Photo: Associated Press
Chinese banking regulators have admitted that recent financial stress tests weren’t as rigorous they seemed.This should have been obvious when basically all the banks registered as solid. An anonymous banking exec told Caixin: “The results were too good to believe, even for us. So now, more special surveys are coming.”
To prove how much the stress tests missed, the China Banking Regulatory Committee recently surveyed 60 large real estate development groups, according to Caixin:
In that check, investigators found 426 of 847 firms affiliated with these developer groups were operating with credit lines at more than two banks, and 90 had established credit at more than five banks.
The 60 groups operate a combined 4,266 subsidiaries – an average 71 subsidiaries per group – with 15 groups sliced into more than 100 subsidiaries. Moreover, weak corporate governance makes it possible for these groups to commonly finance investments across regions, borders and even industry segments.
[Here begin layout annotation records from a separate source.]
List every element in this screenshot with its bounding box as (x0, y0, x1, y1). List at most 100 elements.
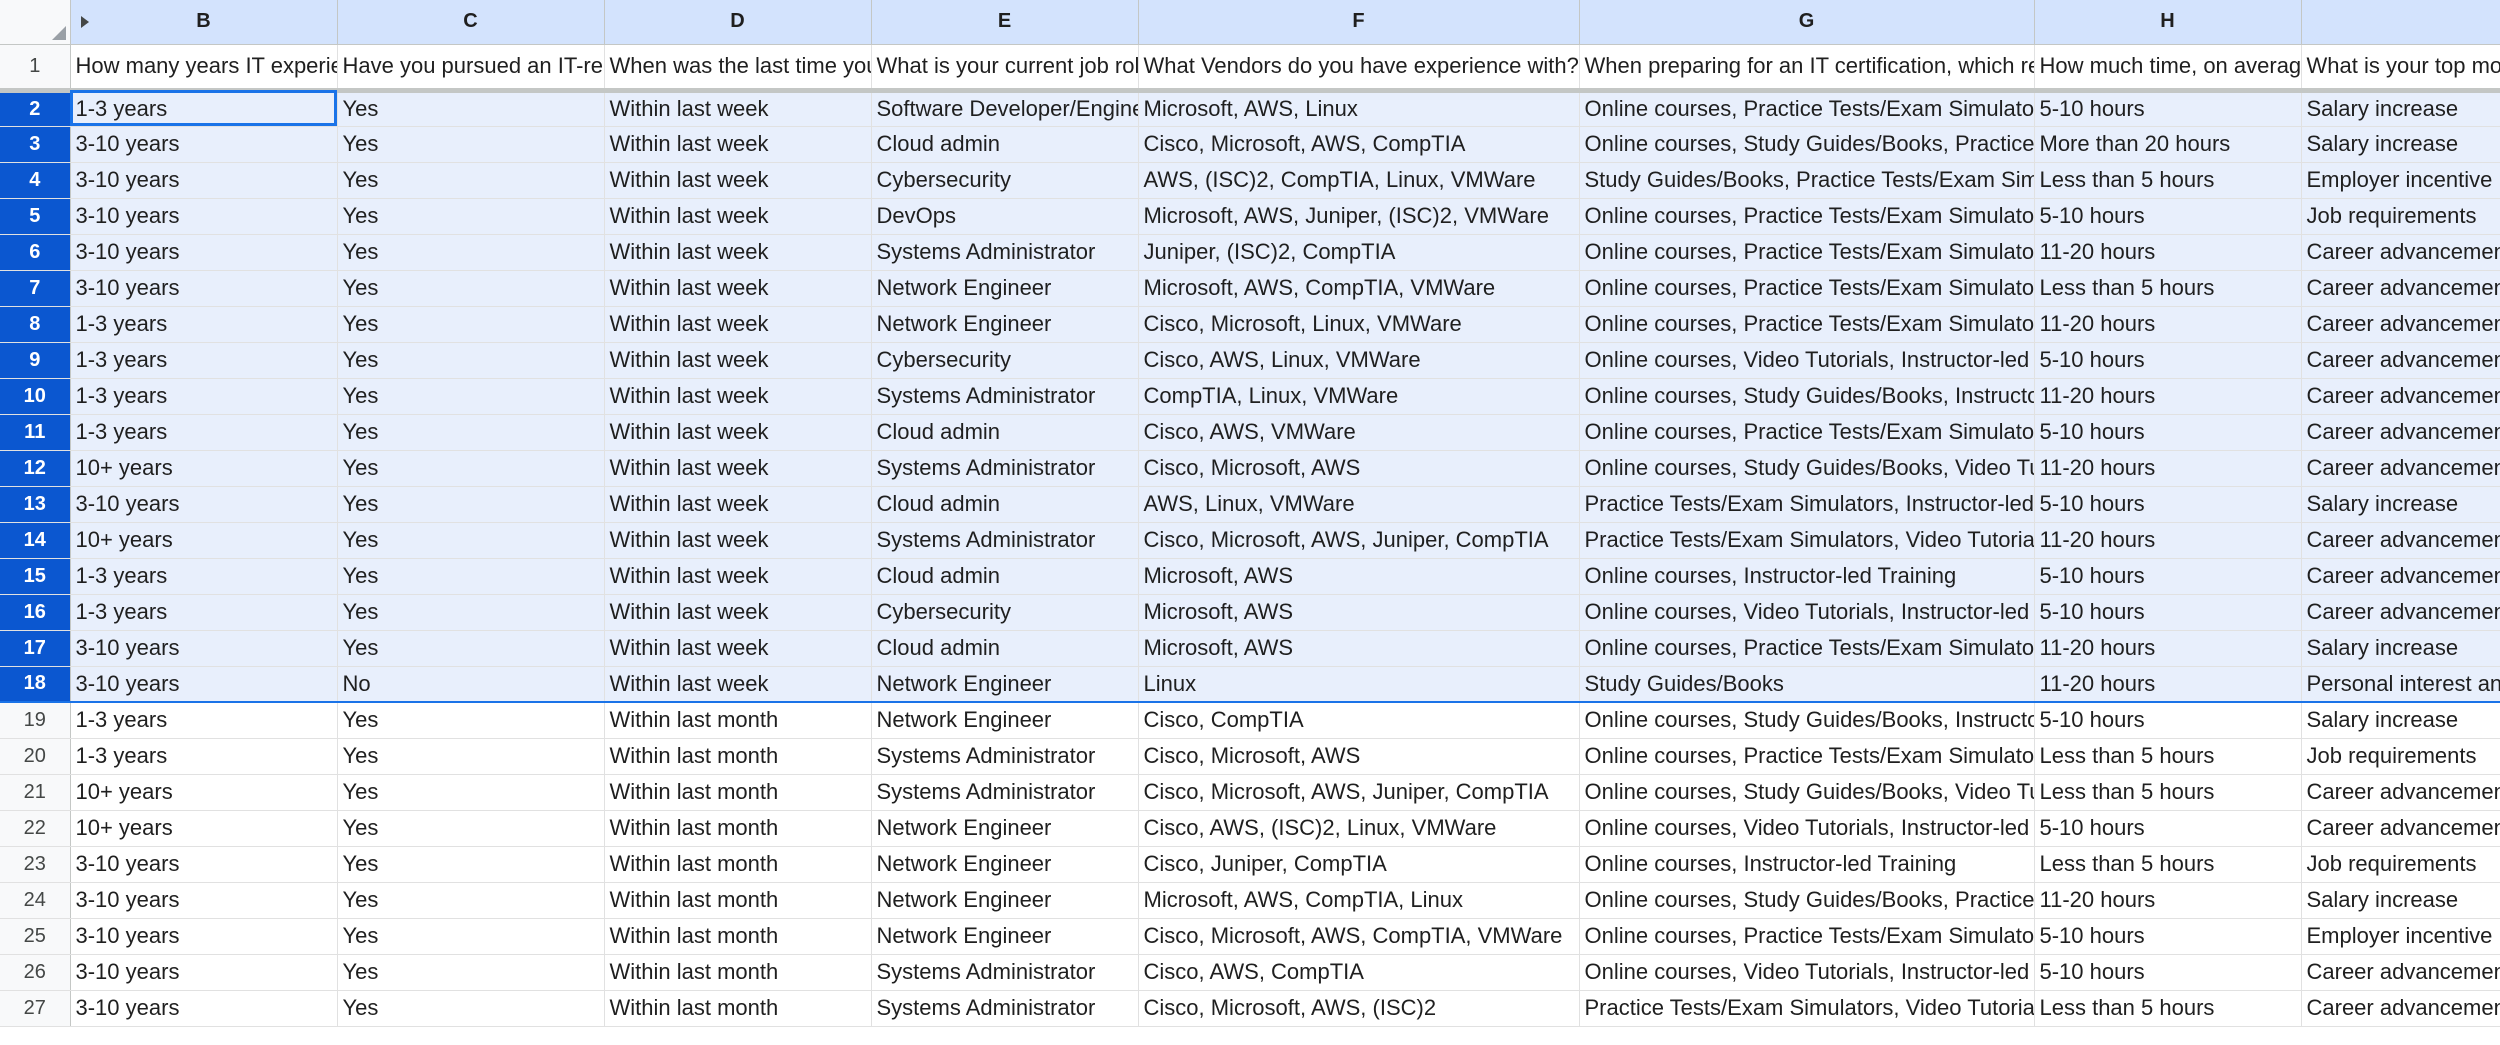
cell[interactable]: Yes (337, 558, 605, 595)
row-header[interactable]: 2 (0, 90, 71, 127)
cell[interactable]: Microsoft, AWS, Juniper, (ISC)2, VMWare (1138, 198, 1580, 235)
cell[interactable]: 1-3 years (70, 594, 338, 631)
cell[interactable]: Within last week (604, 630, 872, 667)
cell[interactable]: 11-20 hours (2034, 450, 2302, 487)
cell[interactable]: Cisco, Microsoft, Linux, VMWare (1138, 306, 1580, 343)
cell[interactable]: Network Engineer (871, 882, 1139, 919)
cell[interactable]: Yes (337, 954, 605, 991)
cell[interactable]: Cisco, AWS, VMWare (1138, 414, 1580, 451)
cell[interactable]: Systems Administrator (871, 522, 1139, 559)
cell[interactable]: Cisco, Microsoft, AWS, Juniper, CompTIA (1138, 774, 1580, 811)
cell[interactable]: Yes (337, 522, 605, 559)
cell[interactable]: Within last week (604, 162, 872, 199)
cell[interactable]: 3-10 years (70, 882, 338, 919)
column-header-b[interactable]: B (70, 0, 338, 45)
cell[interactable]: Network Engineer (871, 270, 1139, 307)
cell[interactable]: 11-20 hours (2034, 306, 2302, 343)
spreadsheet-grid[interactable]: BCDEFGH 1How many years IT experience do… (0, 0, 2500, 1045)
cell[interactable]: Within last month (604, 846, 872, 883)
row-header[interactable]: 1 (0, 44, 71, 93)
cell[interactable]: Less than 5 hours (2034, 774, 2302, 811)
cell[interactable]: Job requirements (2301, 738, 2500, 775)
cell[interactable]: Study Guides/Books, Practice Tests/Exam … (1579, 162, 2035, 199)
column-header-d[interactable]: D (604, 0, 872, 45)
cell[interactable]: 11-20 hours (2034, 666, 2302, 703)
cell[interactable]: Online courses, Practice Tests/Exam Simu… (1579, 90, 2035, 127)
cell[interactable]: AWS, (ISC)2, CompTIA, Linux, VMWare (1138, 162, 1580, 199)
cell[interactable]: 10+ years (70, 774, 338, 811)
cell[interactable]: Practice Tests/Exam Simulators, Video Tu… (1579, 522, 2035, 559)
cell[interactable]: Within last month (604, 810, 872, 847)
cell[interactable]: 1-3 years (70, 738, 338, 775)
cell[interactable]: Salary increase (2301, 126, 2500, 163)
cell[interactable]: Cisco, Microsoft, AWS, Juniper, CompTIA (1138, 522, 1580, 559)
cell[interactable]: 5-10 hours (2034, 198, 2302, 235)
cell[interactable]: Microsoft, AWS (1138, 630, 1580, 667)
cell[interactable]: Within last week (604, 270, 872, 307)
cell[interactable]: 3-10 years (70, 162, 338, 199)
cell[interactable]: Cisco, Microsoft, AWS, CompTIA (1138, 126, 1580, 163)
cell[interactable]: Yes (337, 162, 605, 199)
cell[interactable]: Yes (337, 594, 605, 631)
cell[interactable]: Online courses, Practice Tests/Exam Simu… (1579, 234, 2035, 271)
cell[interactable]: Career advancement (2301, 234, 2500, 271)
cell[interactable]: Cybersecurity (871, 594, 1139, 631)
cell[interactable]: Online courses, Instructor-led Training (1579, 846, 2035, 883)
expand-arrow-icon[interactable] (80, 15, 89, 28)
cell[interactable]: 3-10 years (70, 630, 338, 667)
cell[interactable]: Microsoft, AWS (1138, 594, 1580, 631)
cell[interactable]: Job requirements (2301, 198, 2500, 235)
cell[interactable]: 1-3 years (70, 378, 338, 415)
cell[interactable]: Within last week (604, 90, 872, 127)
select-all-corner[interactable] (0, 0, 71, 45)
cell[interactable]: Employer incentive (2301, 918, 2500, 955)
row-header[interactable]: 20 (0, 738, 71, 775)
cell[interactable]: What is your current job role? (871, 44, 1139, 93)
cell[interactable]: Within last week (604, 234, 872, 271)
cell[interactable]: Online courses, Practice Tests/Exam Simu… (1579, 414, 2035, 451)
cell[interactable]: 5-10 hours (2034, 342, 2302, 379)
cell[interactable]: Within last week (604, 198, 872, 235)
cell[interactable]: Job requirements (2301, 846, 2500, 883)
row-header[interactable]: 23 (0, 846, 71, 883)
cell[interactable]: Online courses, Study Guides/Books, Prac… (1579, 882, 2035, 919)
cell[interactable]: Within last week (604, 558, 872, 595)
cell[interactable]: 5-10 hours (2034, 702, 2302, 739)
cell[interactable]: Cisco, AWS, Linux, VMWare (1138, 342, 1580, 379)
cell[interactable]: Career advancement (2301, 342, 2500, 379)
cell[interactable]: Microsoft, AWS, CompTIA, Linux (1138, 882, 1580, 919)
cell[interactable]: Employer incentive (2301, 162, 2500, 199)
cell[interactable]: Salary increase (2301, 882, 2500, 919)
cell[interactable]: 3-10 years (70, 126, 338, 163)
cell[interactable]: Systems Administrator (871, 234, 1139, 271)
cell[interactable]: More than 20 hours (2034, 126, 2302, 163)
cell[interactable]: 3-10 years (70, 990, 338, 1027)
cell[interactable]: Cybersecurity (871, 162, 1139, 199)
cell[interactable]: Microsoft, AWS, CompTIA, VMWare (1138, 270, 1580, 307)
cell[interactable]: Within last week (604, 486, 872, 523)
cell[interactable]: Career advancement (2301, 270, 2500, 307)
cell[interactable]: Cloud admin (871, 558, 1139, 595)
cell[interactable]: 11-20 hours (2034, 522, 2302, 559)
cell[interactable]: 10+ years (70, 522, 338, 559)
row-header[interactable]: 21 (0, 774, 71, 811)
cell[interactable]: Online courses, Practice Tests/Exam Simu… (1579, 918, 2035, 955)
cell[interactable]: Online courses, Practice Tests/Exam Simu… (1579, 738, 2035, 775)
cell[interactable]: 1-3 years (70, 558, 338, 595)
cell[interactable]: Within last month (604, 918, 872, 955)
cell[interactable]: Cisco, AWS, (ISC)2, Linux, VMWare (1138, 810, 1580, 847)
cell[interactable]: Cisco, Microsoft, AWS (1138, 738, 1580, 775)
cell[interactable]: Yes (337, 126, 605, 163)
cell[interactable]: Salary increase (2301, 90, 2500, 127)
cell[interactable]: Yes (337, 702, 605, 739)
cell[interactable]: Systems Administrator (871, 450, 1139, 487)
cell[interactable]: Within last week (604, 126, 872, 163)
cell[interactable]: Network Engineer (871, 666, 1139, 703)
cell[interactable]: Systems Administrator (871, 954, 1139, 991)
cell[interactable]: Microsoft, AWS, Linux (1138, 90, 1580, 127)
cell[interactable]: Less than 5 hours (2034, 990, 2302, 1027)
cell[interactable]: Within last month (604, 774, 872, 811)
cell[interactable]: No (337, 666, 605, 703)
cell[interactable]: 11-20 hours (2034, 630, 2302, 667)
cell[interactable]: Online courses, Study Guides/Books, Inst… (1579, 702, 2035, 739)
Eighteen of the 60 have average debt-to-asset ratios exceeding 70 per cent, the source said, while ratios at 64 subsidiaries exceed 90 per cent.
And so forth. These real estate groups have high debt levels with loans out to anyone who will give them money. In other words, financial risk in a housing crash is higher than it seems.
The only bright side is this: At least someone cares about legitimate risk management.